Q: What is going on there now? Can you give us the real deal?
DL: It is ROUGH. Entire communities and neighborhoods have been wiped out, flattened and destroyed. They need LOTS of help and they will continue to need our help for the next few years. As for right now, right this second, any help is good help. Even hugs. Seriously these people love hugs. But many of them lost EVERYTHING. So anything you can give is going to make a difference.
Some of the damage is obvious to the eye and most of it is extremely emotional but the people in these areas are tough, close knit and they look out for each other. The fight for a normal life has just begun but I know with a hundred percent certainty,especially after filming this project these people will never give up and they will come back stronger than they ever were before.
Q: What happened with the bulldozer?
DL: We were in highly restricted areas so the construction crews had no reason to think there would be people filming anywhere near these sites.

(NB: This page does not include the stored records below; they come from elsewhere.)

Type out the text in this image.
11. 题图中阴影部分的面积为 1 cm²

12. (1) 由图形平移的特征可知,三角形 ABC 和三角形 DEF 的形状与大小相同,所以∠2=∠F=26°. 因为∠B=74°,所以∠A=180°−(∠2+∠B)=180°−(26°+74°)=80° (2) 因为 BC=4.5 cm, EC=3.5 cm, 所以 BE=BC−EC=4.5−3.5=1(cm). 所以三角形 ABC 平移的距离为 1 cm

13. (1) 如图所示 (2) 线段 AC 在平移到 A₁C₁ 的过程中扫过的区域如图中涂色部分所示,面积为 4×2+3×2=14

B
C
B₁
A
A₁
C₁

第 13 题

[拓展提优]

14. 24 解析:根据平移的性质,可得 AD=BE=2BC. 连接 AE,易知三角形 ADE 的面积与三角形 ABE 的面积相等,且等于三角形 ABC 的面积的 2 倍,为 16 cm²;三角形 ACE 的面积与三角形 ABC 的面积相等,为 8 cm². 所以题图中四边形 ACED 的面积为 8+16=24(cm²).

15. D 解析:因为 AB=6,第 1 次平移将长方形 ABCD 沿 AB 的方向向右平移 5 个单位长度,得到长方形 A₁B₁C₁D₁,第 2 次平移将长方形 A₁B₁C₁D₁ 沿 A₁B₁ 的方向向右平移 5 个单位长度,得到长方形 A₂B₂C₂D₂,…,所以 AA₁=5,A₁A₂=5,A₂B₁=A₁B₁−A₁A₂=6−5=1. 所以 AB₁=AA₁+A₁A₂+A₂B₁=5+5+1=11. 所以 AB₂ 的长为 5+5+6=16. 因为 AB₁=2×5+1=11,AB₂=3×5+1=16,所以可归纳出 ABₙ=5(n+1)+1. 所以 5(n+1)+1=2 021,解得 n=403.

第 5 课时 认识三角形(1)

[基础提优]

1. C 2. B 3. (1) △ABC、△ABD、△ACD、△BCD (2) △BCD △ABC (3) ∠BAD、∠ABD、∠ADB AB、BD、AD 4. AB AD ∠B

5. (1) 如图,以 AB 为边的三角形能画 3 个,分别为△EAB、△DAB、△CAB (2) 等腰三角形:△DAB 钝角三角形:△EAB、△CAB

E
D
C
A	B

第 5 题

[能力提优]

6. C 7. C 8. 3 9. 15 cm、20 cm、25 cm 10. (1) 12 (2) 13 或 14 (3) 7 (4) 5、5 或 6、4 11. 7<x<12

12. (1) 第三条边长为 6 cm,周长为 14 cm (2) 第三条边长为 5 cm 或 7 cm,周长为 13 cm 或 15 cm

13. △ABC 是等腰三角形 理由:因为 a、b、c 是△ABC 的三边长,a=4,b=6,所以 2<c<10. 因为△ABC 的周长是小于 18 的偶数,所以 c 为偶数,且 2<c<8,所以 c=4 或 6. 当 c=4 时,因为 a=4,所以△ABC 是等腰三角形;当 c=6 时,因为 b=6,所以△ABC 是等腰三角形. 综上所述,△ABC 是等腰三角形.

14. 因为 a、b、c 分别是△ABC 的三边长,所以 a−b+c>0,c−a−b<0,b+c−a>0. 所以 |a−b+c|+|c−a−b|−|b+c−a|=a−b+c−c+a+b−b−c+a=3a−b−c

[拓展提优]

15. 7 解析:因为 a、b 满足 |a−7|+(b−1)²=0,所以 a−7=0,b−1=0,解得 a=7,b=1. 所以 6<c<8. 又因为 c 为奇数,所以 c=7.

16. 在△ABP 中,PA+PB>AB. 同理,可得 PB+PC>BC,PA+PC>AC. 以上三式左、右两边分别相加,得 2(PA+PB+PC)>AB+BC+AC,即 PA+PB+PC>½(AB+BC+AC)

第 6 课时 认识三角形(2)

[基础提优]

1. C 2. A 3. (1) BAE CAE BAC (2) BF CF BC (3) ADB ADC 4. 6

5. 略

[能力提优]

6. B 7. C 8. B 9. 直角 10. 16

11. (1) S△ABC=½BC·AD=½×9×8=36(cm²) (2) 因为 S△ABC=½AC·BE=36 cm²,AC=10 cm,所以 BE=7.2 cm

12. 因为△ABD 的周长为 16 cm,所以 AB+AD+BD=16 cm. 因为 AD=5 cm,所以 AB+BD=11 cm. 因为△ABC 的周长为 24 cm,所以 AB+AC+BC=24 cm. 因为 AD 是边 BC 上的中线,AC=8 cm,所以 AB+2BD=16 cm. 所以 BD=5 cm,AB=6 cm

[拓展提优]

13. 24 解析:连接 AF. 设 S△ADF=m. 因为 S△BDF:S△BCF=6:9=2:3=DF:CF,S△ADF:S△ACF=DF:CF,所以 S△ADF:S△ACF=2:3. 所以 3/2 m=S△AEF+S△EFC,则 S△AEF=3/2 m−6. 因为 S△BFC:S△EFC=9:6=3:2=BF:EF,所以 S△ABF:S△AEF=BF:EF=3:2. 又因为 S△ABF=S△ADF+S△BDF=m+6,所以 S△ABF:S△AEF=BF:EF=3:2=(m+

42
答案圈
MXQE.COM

Halfway through one of our interviews the boardwalk was basically ripped out from under us. We were rolling at the time though so hopefully the agency will use that take in the edit. I’m not gonna lie though…. I ran.
Q: What type of difficulties did you experience with this run and gun shoot?
Very little actually. The locations scouts were amazing. They lived in these communities and knew everyone. Literally. They got us in and out of every nook and cranny with ease and safety, without them none of this would have been possible.
Q: What can we do to help?
DL: GO visit these areas. You’ll see what I’m talking about. There are many awful things going on in our world today and unfortunately there will be more. They all require equal attention and love. Do not forget out this tragedy or these people. Its going to take a lot of time and help to get back to normal.